A group of migrants from Central America that prompted angry warnings by President Trump has reached Tijuana and plans to try to enter the country through the San Ysidro crossing beginning Sunday.
Trump and conservative media labeled the group a “caravan,” but it numbers less than 400 and is part of an annual effort by the advocacy group Pueblo sin Fronteras to help migrants flee drugs and violence in Central America.
According to media reports from Tijuana, shelters in the city’s Zona Norte neighborhood were filling and lawyers were offering workshops on U.S. asylum and immigration law.
Secretary of Homeland Security Kirstjen M. Nielsen said earlier this week that the migrants would be prosecuted if they make a fraudulent immigrant claim and suggested seeking asylum in Mexico instead.
“Individuals of the ‘caravan’ seeking asylum or other similar claims should seek protections in the first safe country they enter, including Mexico,” Nielsen said.
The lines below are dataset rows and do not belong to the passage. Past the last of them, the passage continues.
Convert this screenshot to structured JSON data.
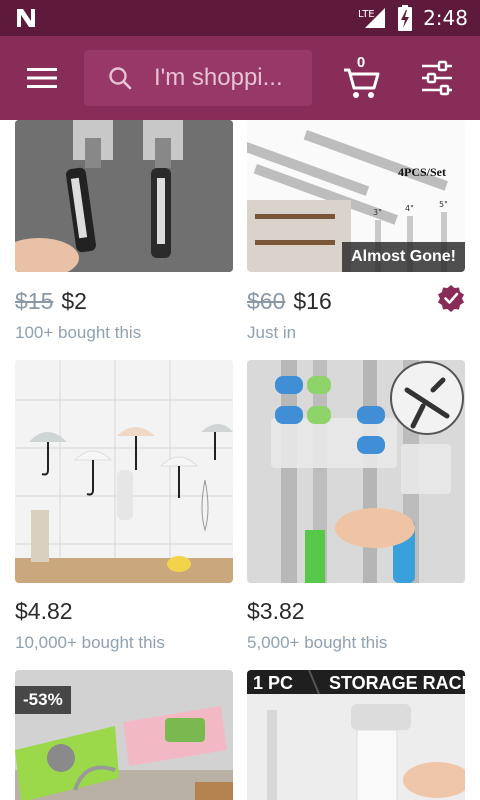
{
  "status_bar": {
    "network": "LTE",
    "time": "2:48"
  },
  "search": {
    "placeholder": "I'm shoppi..."
  },
  "cart": {
    "count": "0"
  },
  "colors": {
    "status_bar": "#5e1a3a",
    "app_bar": "#882d57",
    "accent": "#882d57"
  },
  "products": [
    {
      "old_price": "$15",
      "price": "$2",
      "subtitle": "100+ bought this"
    },
    {
      "old_price": "$60",
      "price": "$16",
      "subtitle": "Just in",
      "badge": "Almost Gone!",
      "image_text": "4PCS/Set",
      "sizes": [
        "3\"",
        "4\"",
        "5\""
      ]
    },
    {
      "price": "$4.82",
      "subtitle": "10,000+ bought this"
    },
    {
      "price": "$3.82",
      "subtitle": "5,000+ bought this"
    },
    {
      "badge": "-53%"
    },
    {
      "banner_left": "1 PC",
      "banner_right": "STORAGE RACK"
    }
  ]
}
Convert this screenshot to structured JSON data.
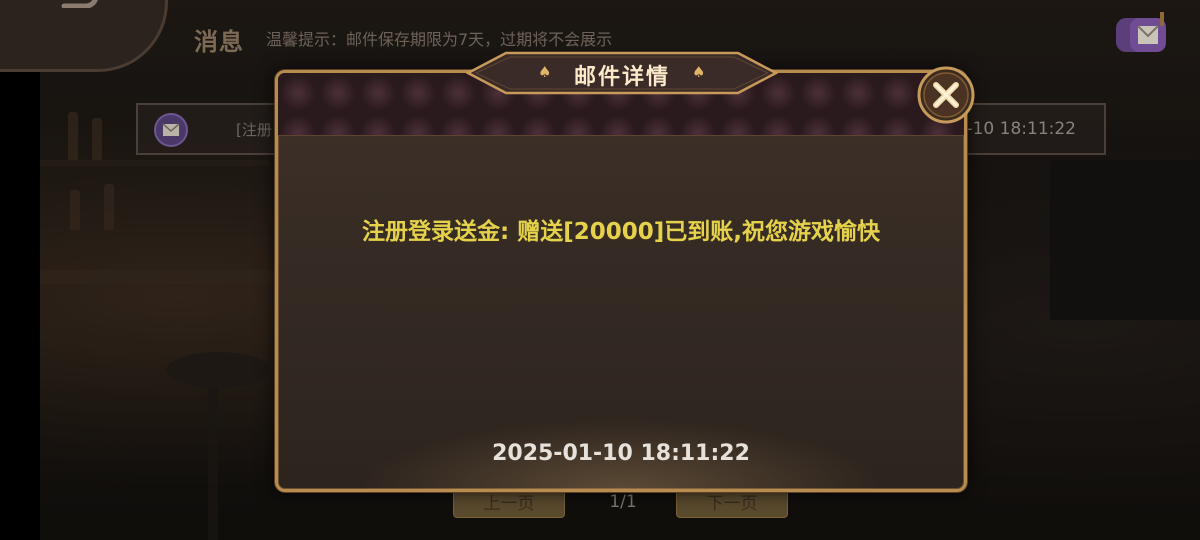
{
  "header": {
    "title": "消息",
    "tip": "温馨提示：邮件保存期限为7天，过期将不会展示"
  },
  "mail_list": {
    "rows": [
      {
        "text": "[注册",
        "date": "-10 18:11:22"
      }
    ]
  },
  "pagination": {
    "prev_label": "上一页",
    "page_indicator": "1/1",
    "next_label": "下一页"
  },
  "dialog": {
    "title": "邮件详情",
    "content": "注册登录送金: 赠送[20000]已到账,祝您游戏愉快",
    "date": "2025-01-10 18:11:22"
  },
  "icons": {
    "back": "back-arrow-icon",
    "mailbox": "mailbox-icon",
    "row_envelope": "envelope-icon",
    "title_decoration": "spade-icon",
    "close": "close-icon"
  },
  "colors": {
    "accent_gold": "#b88c4e",
    "content_yellow": "#e5d24a",
    "title_text": "#fbe9c9"
  }
}
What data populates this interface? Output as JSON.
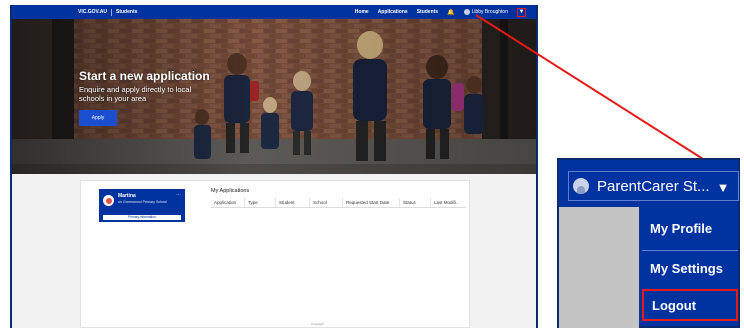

Pueblo sin Fronteras, which has organized an annual migration for the past 15 years, issued a statement saying this year’s group is fleeing ” institutionalized violence and insecurity in Central Ameria” and that “seeking asylum is not a crime.”
The so-called caravan prompted Trump to call up the National Guard to help secure the border. At one point during the controversy, the President tweeted, “The big Caravan of People from Honduras, now coming across Mexico and heading to our “Weak Laws” Border, had better be stopped before it gets there.”